Study and commit to memory Material Design concepts. Your first app will be self designed. But one day, you’ll be working with a real pro designer. When that designer hands you a design, you’re going to be lost. You’ll be challenged to map the design into implementation. You’ll find yourself churning back and forth with the designer on visual details and clarifying details around visual elements, animations, and gestures. Google’s Material Design isn’t exactly the Holy Grail of design but a good place to start.

Kotlin and Java

Android supports both Kotlin and Java. My third point to myself would be to abandon the Java boat and start toward Kotlin as soon as possible.

I know you’ve been hanging out in camp Java but it’s time to move on over to camp Kotlin. Kotlin is the new kid on the block — it’s way easier to read and way less verbose. All the important Java concepts carry over minus a lot of annoying points. When you join an engineering team, I guarantee that you’d rather read messy Kotlin code than messy Java code.

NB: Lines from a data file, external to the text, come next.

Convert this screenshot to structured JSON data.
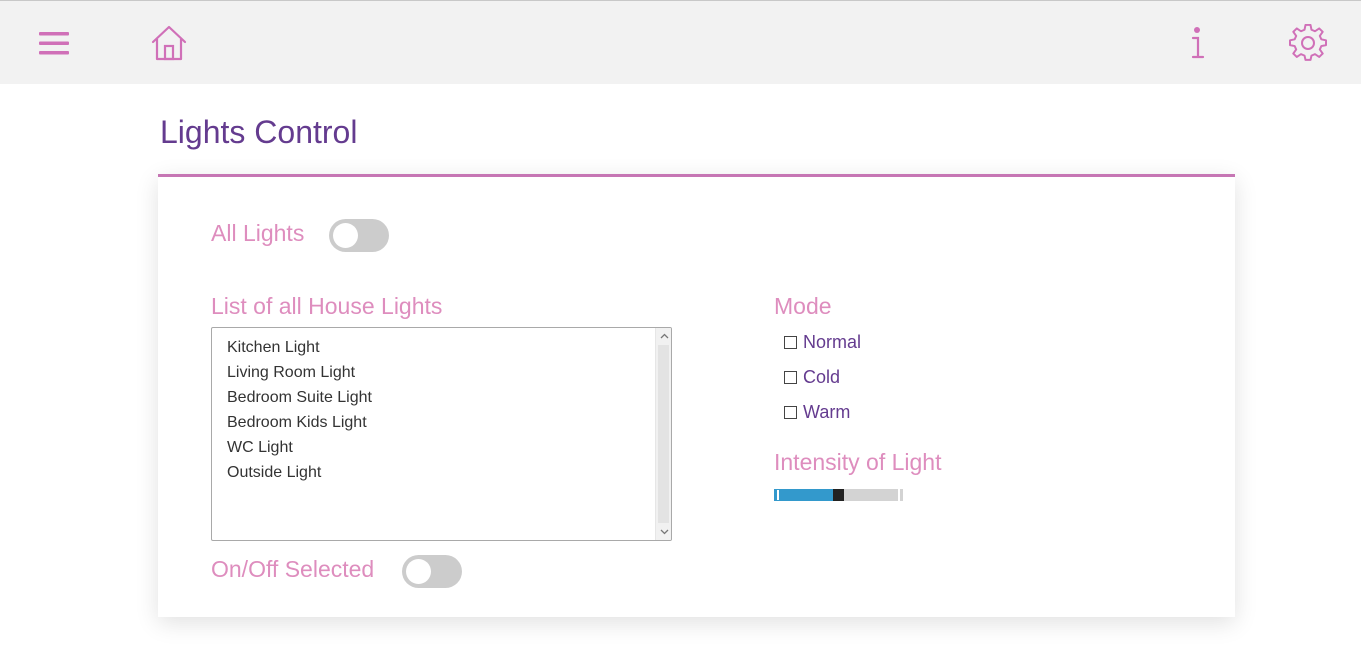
{
  "header": {
    "menu_icon": "hamburger-menu-icon",
    "home_icon": "home-icon",
    "info_icon": "info-icon",
    "settings_icon": "gear-icon",
    "accent_color": "#d070b8"
  },
  "page": {
    "title": "Lights Control"
  },
  "all_lights": {
    "label": "All Lights",
    "on": false
  },
  "house_lights": {
    "label": "List of all House Lights",
    "items": [
      "Kitchen Light",
      "Living Room Light",
      "Bedroom Suite Light",
      "Bedroom Kids Light",
      "WC Light",
      "Outside Light"
    ]
  },
  "on_off_selected": {
    "label": "On/Off Selected",
    "on": false
  },
  "mode": {
    "label": "Mode",
    "options": [
      {
        "label": "Normal",
        "checked": false
      },
      {
        "label": "Cold",
        "checked": false
      },
      {
        "label": "Warm",
        "checked": false
      }
    ]
  },
  "intensity": {
    "label": "Intensity of Light",
    "value": 50,
    "min": 0,
    "max": 100,
    "fill_color": "#3399cc"
  },
  "colors": {
    "title": "#643b8f",
    "label": "#de8dbe",
    "card_border": "#c676b4"
  }
}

I noticed over the years that Android platform knowledge takes a back seat Android Studio proficiency and team communication. Why? Answers to Android Platform questions are easily Google-able. On the other hand, understanding Android Studio beyond basic use is purely optional. Learning to communicate effectively with teammates is also optional. But prioritizing these skills separates the rookies and masters.

Hope others find this list useful, happy coding!